If you need to inspect packet flow while validating exposure, capture the traffic locally with Wireshark so you can separate a bad RTSP path from an authentication or network policy issue.
11. What Not to Do
There is a big difference between explaining attacker behavior and publishing step-by-step offensive instructions. I am deliberately not including exact brute-force workflows, mass-scanning pipelines, or exploit commands here.
For an informational blog, that is the right line to draw. It is enough to understand that attackers often:
- search for exposed services with Shodan
- test for weak or default credentials
- look for web interfaces or RTSP endpoints
- target old firmware or badly configured admin services
There are many github resources with more in-depth information and search techniques available, such as Shodan Scripts, Awesome Shodan Queries, and Shodan Dorks.
12. Common Misconceptions About Shodan
- An open port means the service is broken. Not necessarily. It may be authenticated and intentionally exposed.
- If Shodan sees it, anyone can use it. Not necessarily.
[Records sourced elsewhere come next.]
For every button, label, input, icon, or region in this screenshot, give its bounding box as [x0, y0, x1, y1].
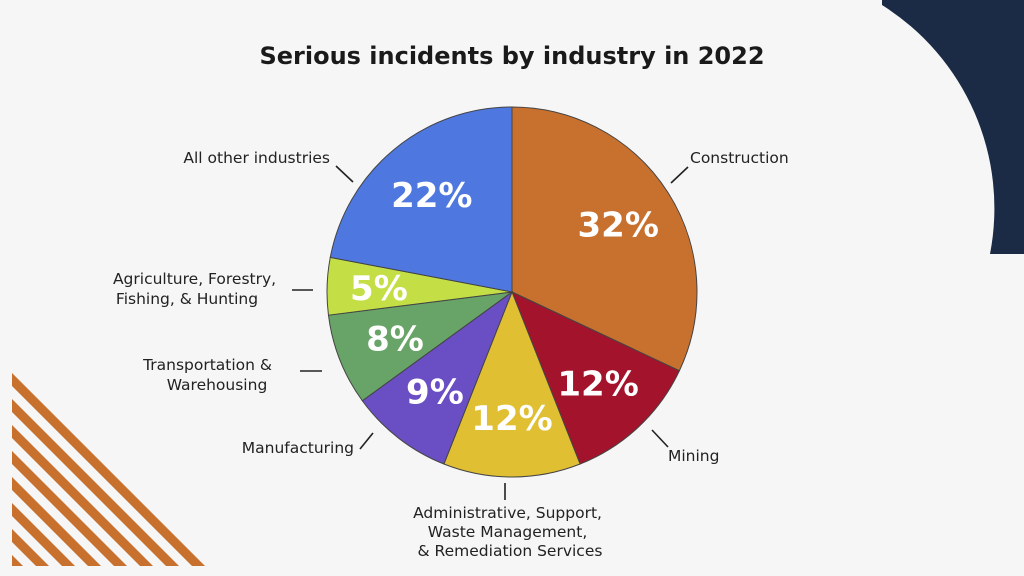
label-mining: Mining [668, 447, 719, 465]
label-transportation: Transportation & Warehousing [142, 356, 277, 394]
pie-chart: 32%12%12%9%8%5%22% [326, 106, 698, 478]
pie-data-label-2: 12% [471, 399, 552, 439]
pie-data-label-5: 5% [350, 269, 408, 309]
label-all-other: All other industries [183, 149, 330, 167]
leader-lines [292, 165, 689, 500]
pie-slice-6 [329, 106, 513, 293]
slice-labels: Construction Mining Administrative, Supp… [113, 149, 789, 560]
leader-line-construction [670, 166, 689, 184]
decorative-arc [882, 0, 1024, 254]
pie-slice-2 [443, 290, 581, 478]
pie-slice-3 [361, 290, 514, 465]
pie-slice-0 [511, 106, 698, 372]
leader-line-mining [651, 429, 669, 448]
pie-data-label-3: 9% [406, 372, 464, 412]
pie-data-label-4: 8% [366, 319, 424, 359]
chart-title: Serious incidents by industry in 2022 [259, 42, 764, 70]
pie-slice-1 [511, 291, 681, 465]
pie-data-label-0: 32% [578, 206, 659, 246]
leader-line-all-other [335, 165, 354, 183]
label-manufacturing: Manufacturing [242, 439, 354, 457]
label-administrative: Administrative, Support, Waste Managemen… [413, 504, 607, 560]
pie-data-label-1: 12% [557, 365, 638, 405]
label-agriculture: Agriculture, Forestry, Fishing, & Huntin… [113, 270, 281, 308]
label-construction: Construction [690, 149, 789, 167]
pie-slice-4 [327, 291, 513, 402]
leader-line-manufacturing [359, 432, 374, 450]
pie-data-label-6: 22% [391, 176, 472, 216]
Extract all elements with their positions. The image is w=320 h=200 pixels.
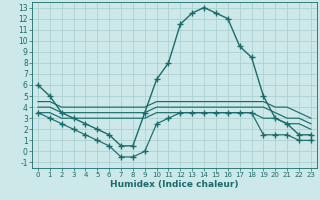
X-axis label: Humidex (Indice chaleur): Humidex (Indice chaleur) — [110, 180, 239, 189]
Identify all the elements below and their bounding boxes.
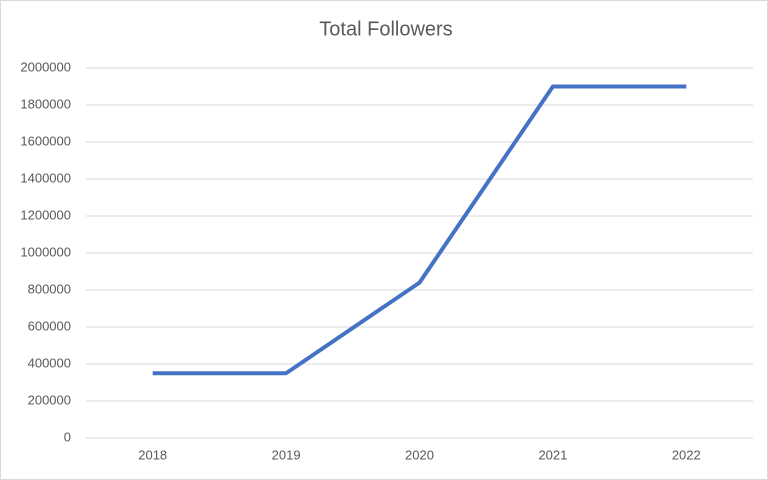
y-tick-label: 200000 (28, 392, 71, 407)
x-tick-label: 2022 (672, 447, 701, 462)
y-tick-label: 0 (64, 429, 71, 444)
y-tick-label: 600000 (28, 318, 71, 333)
x-tick-label: 2018 (138, 447, 167, 462)
y-tick-label: 1800000 (20, 96, 71, 111)
y-tick-label: 1600000 (20, 133, 71, 148)
y-tick-label: 1400000 (20, 170, 71, 185)
y-tick-label: 2000000 (20, 59, 71, 74)
x-tick-label: 2019 (272, 447, 301, 462)
y-tick-label: 400000 (28, 355, 71, 370)
y-tick-label: 800000 (28, 281, 71, 296)
y-tick-label: 1200000 (20, 207, 71, 222)
chart-title: Total Followers (319, 18, 452, 40)
line (152, 84, 687, 376)
x-tick-label: 2021 (538, 447, 567, 462)
y-tick-label: 1000000 (20, 244, 71, 259)
x-tick-label: 2020 (405, 447, 434, 462)
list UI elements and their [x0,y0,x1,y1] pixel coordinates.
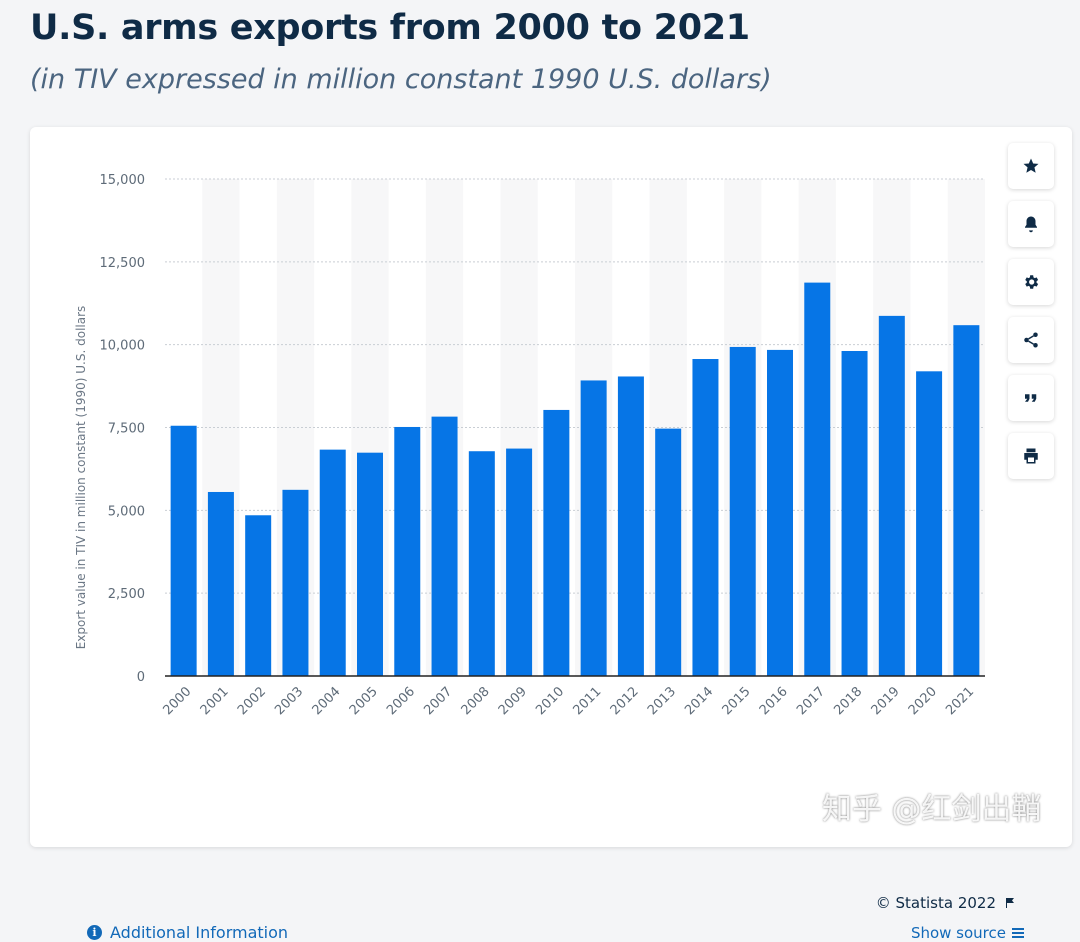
x-tick-label: 2009 [496,684,530,718]
y-tick-label: 5,000 [108,504,145,519]
bar-2004 [319,449,346,676]
additional-information-link[interactable]: i Additional Information [87,923,288,942]
chart-card: 0 2,500 5,000 7,500 10,000 12,500 15,000 2000 20… [30,127,1072,942]
statista-credit[interactable]: © Statista 2022 [876,894,1016,912]
x-tick-label: 2021 [943,684,977,718]
bell-icon [1025,216,1037,233]
flag-icon [1006,898,1014,908]
bar-2009 [506,448,533,676]
y-tick-label: 10,000 [100,339,146,354]
credit-text: © Statista 2022 [875,894,996,912]
star-icon [1023,158,1039,173]
bar-2016 [767,349,793,676]
bar-2011 [580,380,607,676]
x-tick-label: 2006 [384,684,418,718]
list-icon [1012,928,1024,938]
info-icon: i [87,925,102,940]
additional-information-label: Additional Information [110,923,289,942]
show-source-label: Show source [910,924,1006,942]
bar-2006 [394,426,421,676]
quote-icon [1025,394,1037,402]
page-subtitle: (in TIV expressed in million constant 19… [30,64,772,95]
cite-button[interactable] [1008,375,1054,421]
x-tick-label: 2020 [906,684,940,718]
x-tick-label: 2005 [347,684,381,718]
y-axis-title: Export value in TIV in million constant … [74,306,88,650]
x-tick-label: 2015 [720,684,754,718]
x-tick-label: 2013 [645,684,679,718]
y-tick-label: 7,500 [108,422,145,437]
notification-button[interactable] [1008,201,1054,247]
share-icon [1024,332,1038,348]
y-tick-label: 12,500 [100,256,146,271]
page-title: U.S. arms exports from 2000 to 2021 [30,8,750,48]
y-tick-label: 15,000 [100,173,146,188]
bar-2018 [841,350,868,676]
bar-2007 [431,416,458,676]
bar-2017 [804,282,831,676]
print-button[interactable] [1008,433,1054,479]
x-tick-label: 2016 [757,684,791,718]
bar-2019 [878,315,905,676]
bar-2003 [282,489,309,676]
x-tick-label: 2004 [310,684,344,718]
settings-button[interactable] [1008,259,1054,305]
bar-2000 [170,425,197,676]
x-tick-label: 2002 [235,684,269,718]
x-tick-label: 2007 [421,684,455,718]
share-button[interactable] [1008,317,1054,363]
favorite-button[interactable] [1008,143,1054,189]
x-tick-label: 2008 [459,684,493,718]
x-tick-label: 2011 [570,684,604,718]
x-tick-label: 2000 [160,684,194,718]
bar-2013 [655,428,682,676]
bar-2002 [245,515,272,676]
side-toolbar [1008,143,1056,491]
printer-icon [1024,448,1038,464]
bar-2021 [953,325,980,676]
bar-2008 [468,451,495,676]
y-tick-label: 2,500 [108,587,145,602]
x-tick-label: 2019 [869,684,903,718]
bar-2010 [543,409,570,676]
bar-2001 [207,491,234,676]
show-source-link[interactable]: Show source [911,924,1024,942]
x-tick-label: 2018 [831,684,865,718]
x-tick-label: 2014 [682,684,716,718]
gear-icon [1025,275,1039,289]
x-tick-label: 2012 [608,684,642,718]
x-tick-label: 2010 [533,684,567,718]
x-tick-label: 2001 [198,684,232,718]
y-tick-label: 0 [137,670,145,685]
bar-2020 [916,371,943,676]
bar-2012 [617,376,644,676]
x-tick-label: 2003 [272,684,306,718]
x-tick-label: 2017 [794,684,828,718]
bar-2015 [729,346,756,676]
bar-2014 [692,359,719,676]
bar-2005 [357,452,383,676]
It may require credentials or restrict functionality.
- If RTSP is open, the video feed is public. Not necessarily. You still have to verify authentication.
- One banner equals one clean application stack. Often false. Aggregated results can be messy and misleading.
13. Defensive Checklist for Home Labs
If your goal is to keep a camera or other service private, these are the basics that matter:
- Do not port-forward RTSP unless you truly need it
- Use a VPN for remote access instead of exposing the service directly
- Set a strong unique password
- Change default credentials immediately
- Disable services you do not use
- Keep firmware updated
- Audit your public IP periodically with Shodan and Nmap
14. TL;DR
Shodan is best used as a visibility tool. Start with your own public IP, inspect open ports, identify the
services you actually expose,
and verify whether those services are protected. For cameras, port 554 is only the beginning. The
real question is whether
the RTSP stream is reachable, whether the path is correct, and whether it enforces authentication.
The safest setup is still the simplest one: if you do not intend the stream to be internet reachable, do not expose it to the internet.